Rédigé dans l'urgence des derniers instants, ce livre ne subit pas, selon l'aveu de sa fille Héloïse, le lissage des relectures éditoriales classiques. Il nous parvient dans la pureté immédiate d'une pensée qui s'éteint en chantant la vie.
Je l'ai reçu, comme un cadeau, d'une clarté et d'une fraîcheur à l'image d'un Jean d'Ormesson fort d'une sérénité absolue devant l'échéance de sa propre mort. Loin de livrer une complainte crépusculaire, l'auteur s'émerveille du miracle de l'évolution, décrivant l'apparition de la pensée humaine comme une véritable seconde création capable de donner enfin un sens, une vérité et une beauté au cosmos. Cette façon d'envisager notre passage sur Terre comme un roman réussi et une aventure d'un intérêt permanent me trouble, tant il rappelle avec l'infinie courtoisie qui le caractérise que la conscience des hommes reste le plus bel enchantement du monde visible.

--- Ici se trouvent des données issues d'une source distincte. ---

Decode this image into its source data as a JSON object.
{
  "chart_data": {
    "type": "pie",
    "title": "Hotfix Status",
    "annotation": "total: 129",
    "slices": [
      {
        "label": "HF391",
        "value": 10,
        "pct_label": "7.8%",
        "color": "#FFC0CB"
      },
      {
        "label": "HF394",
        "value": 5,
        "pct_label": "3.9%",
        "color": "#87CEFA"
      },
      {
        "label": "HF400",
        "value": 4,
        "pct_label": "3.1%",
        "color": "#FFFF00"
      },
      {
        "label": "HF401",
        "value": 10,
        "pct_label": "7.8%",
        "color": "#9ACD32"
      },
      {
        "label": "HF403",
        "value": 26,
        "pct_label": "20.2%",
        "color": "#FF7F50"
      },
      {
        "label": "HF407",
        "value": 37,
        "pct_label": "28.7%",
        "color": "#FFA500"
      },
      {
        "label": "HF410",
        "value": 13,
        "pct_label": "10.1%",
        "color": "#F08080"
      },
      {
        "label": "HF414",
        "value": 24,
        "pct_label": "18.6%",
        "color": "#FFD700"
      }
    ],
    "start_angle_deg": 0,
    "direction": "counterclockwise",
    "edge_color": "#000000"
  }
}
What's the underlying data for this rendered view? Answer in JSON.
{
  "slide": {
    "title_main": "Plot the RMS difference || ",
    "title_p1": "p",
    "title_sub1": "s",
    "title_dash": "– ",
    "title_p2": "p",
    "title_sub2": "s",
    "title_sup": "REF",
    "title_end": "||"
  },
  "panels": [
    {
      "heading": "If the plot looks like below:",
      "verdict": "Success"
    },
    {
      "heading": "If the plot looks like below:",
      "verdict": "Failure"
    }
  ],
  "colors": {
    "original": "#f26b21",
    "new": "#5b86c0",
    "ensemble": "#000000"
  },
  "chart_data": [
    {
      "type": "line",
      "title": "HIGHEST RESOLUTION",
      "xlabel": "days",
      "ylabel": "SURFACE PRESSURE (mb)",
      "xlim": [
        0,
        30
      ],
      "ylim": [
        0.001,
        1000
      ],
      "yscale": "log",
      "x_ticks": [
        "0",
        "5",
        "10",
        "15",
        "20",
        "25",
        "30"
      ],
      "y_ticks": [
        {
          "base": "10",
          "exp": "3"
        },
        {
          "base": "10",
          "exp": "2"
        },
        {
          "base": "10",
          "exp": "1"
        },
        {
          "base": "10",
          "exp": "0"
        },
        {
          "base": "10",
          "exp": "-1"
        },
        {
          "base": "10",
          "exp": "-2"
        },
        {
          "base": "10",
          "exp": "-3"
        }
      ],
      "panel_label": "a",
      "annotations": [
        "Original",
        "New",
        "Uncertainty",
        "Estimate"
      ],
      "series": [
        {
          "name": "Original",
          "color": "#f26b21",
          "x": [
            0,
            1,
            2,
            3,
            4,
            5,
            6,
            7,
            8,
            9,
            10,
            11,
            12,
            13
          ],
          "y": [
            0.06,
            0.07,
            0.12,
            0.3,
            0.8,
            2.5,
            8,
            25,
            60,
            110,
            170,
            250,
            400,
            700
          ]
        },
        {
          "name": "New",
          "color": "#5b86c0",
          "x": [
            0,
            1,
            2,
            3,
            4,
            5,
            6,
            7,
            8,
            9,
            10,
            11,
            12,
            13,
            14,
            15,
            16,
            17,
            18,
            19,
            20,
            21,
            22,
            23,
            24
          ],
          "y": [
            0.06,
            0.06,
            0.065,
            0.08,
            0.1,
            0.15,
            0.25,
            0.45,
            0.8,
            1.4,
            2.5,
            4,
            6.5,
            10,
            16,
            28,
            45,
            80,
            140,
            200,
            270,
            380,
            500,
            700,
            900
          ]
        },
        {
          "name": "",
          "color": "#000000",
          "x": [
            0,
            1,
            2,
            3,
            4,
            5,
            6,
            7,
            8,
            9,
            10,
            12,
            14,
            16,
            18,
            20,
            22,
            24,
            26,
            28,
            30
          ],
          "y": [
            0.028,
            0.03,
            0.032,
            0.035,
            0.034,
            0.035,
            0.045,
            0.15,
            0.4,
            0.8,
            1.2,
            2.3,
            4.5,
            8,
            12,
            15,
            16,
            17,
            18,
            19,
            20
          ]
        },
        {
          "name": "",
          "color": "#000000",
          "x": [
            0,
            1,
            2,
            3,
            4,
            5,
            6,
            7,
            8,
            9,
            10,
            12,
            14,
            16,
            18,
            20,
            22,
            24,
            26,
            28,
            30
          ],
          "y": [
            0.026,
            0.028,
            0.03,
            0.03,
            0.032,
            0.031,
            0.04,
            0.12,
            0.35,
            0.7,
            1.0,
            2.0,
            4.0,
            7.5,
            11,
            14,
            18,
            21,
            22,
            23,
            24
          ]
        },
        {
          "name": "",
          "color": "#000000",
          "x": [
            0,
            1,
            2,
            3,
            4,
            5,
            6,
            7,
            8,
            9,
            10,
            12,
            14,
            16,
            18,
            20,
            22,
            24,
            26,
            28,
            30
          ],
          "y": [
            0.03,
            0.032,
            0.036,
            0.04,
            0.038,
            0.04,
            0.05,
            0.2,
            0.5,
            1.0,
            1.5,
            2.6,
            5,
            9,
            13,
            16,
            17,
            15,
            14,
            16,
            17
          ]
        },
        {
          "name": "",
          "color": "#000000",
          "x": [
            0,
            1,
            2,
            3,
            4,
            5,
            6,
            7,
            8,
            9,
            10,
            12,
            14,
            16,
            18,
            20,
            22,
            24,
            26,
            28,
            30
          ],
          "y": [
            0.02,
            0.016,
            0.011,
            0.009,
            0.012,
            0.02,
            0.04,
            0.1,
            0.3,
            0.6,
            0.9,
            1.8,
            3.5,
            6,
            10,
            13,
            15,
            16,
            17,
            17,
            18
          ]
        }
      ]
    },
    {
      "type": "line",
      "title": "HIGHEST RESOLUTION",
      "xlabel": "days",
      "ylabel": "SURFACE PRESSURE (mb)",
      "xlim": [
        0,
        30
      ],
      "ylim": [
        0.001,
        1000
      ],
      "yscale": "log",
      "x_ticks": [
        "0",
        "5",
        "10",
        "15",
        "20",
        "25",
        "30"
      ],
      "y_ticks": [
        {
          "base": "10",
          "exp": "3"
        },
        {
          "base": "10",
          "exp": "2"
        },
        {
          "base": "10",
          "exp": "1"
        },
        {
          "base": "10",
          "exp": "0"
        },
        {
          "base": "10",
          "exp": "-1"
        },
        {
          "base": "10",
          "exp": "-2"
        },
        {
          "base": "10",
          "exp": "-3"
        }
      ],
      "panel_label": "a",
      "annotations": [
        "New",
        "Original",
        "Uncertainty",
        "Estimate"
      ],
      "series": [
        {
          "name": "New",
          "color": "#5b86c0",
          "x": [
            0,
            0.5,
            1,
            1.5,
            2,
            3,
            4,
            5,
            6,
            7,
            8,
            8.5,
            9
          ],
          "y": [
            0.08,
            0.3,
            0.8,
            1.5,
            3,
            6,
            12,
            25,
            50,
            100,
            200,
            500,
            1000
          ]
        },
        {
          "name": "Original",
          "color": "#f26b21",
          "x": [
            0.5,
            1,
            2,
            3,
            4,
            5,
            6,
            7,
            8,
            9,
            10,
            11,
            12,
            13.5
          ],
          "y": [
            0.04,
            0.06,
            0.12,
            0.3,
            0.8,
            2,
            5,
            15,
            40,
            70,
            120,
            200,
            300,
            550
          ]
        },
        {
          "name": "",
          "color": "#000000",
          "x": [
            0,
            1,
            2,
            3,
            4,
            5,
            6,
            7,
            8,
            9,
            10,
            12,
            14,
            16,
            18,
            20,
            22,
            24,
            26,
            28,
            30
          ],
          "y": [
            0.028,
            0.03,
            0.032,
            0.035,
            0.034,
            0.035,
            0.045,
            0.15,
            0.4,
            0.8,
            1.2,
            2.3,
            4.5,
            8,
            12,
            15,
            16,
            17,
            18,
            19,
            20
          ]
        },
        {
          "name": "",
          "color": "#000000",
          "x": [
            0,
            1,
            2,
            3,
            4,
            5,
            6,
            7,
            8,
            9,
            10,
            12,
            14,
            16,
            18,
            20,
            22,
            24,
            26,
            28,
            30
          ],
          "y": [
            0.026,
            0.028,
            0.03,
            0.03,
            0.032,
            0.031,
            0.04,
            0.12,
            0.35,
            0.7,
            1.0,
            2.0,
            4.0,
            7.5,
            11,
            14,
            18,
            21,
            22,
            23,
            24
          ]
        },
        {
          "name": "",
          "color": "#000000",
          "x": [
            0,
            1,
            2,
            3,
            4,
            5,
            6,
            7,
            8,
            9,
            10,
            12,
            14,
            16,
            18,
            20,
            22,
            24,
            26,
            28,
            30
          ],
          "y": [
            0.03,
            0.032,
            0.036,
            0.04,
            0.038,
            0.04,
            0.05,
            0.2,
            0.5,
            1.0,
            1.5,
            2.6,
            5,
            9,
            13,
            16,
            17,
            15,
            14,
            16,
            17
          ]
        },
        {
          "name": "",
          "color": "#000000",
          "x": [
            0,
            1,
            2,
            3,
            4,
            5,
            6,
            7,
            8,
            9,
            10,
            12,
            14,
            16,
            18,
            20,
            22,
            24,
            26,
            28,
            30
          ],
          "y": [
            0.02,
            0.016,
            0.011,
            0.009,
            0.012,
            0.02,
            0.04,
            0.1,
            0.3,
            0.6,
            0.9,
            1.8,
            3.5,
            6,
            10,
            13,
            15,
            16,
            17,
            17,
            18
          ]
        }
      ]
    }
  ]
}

La fluidité de sa prose, qui avance ici sans le filtre correcteur et édulcorant des habituelles relectures, renforce mon impression d'assister à une confidence intime d'une grande limpidité. En abordant l'énigme de notre naissance forcée avec une feinte naïveté, le texte transforme notre condition de victime du temps en une nécessaire opportunité de cultiver la joie envers et contre tout. J'aime ce rythme vif et alerte qui refuse le pathos, transformant les questionnements les plus complexes de la métaphysique en un débat accessible à tous.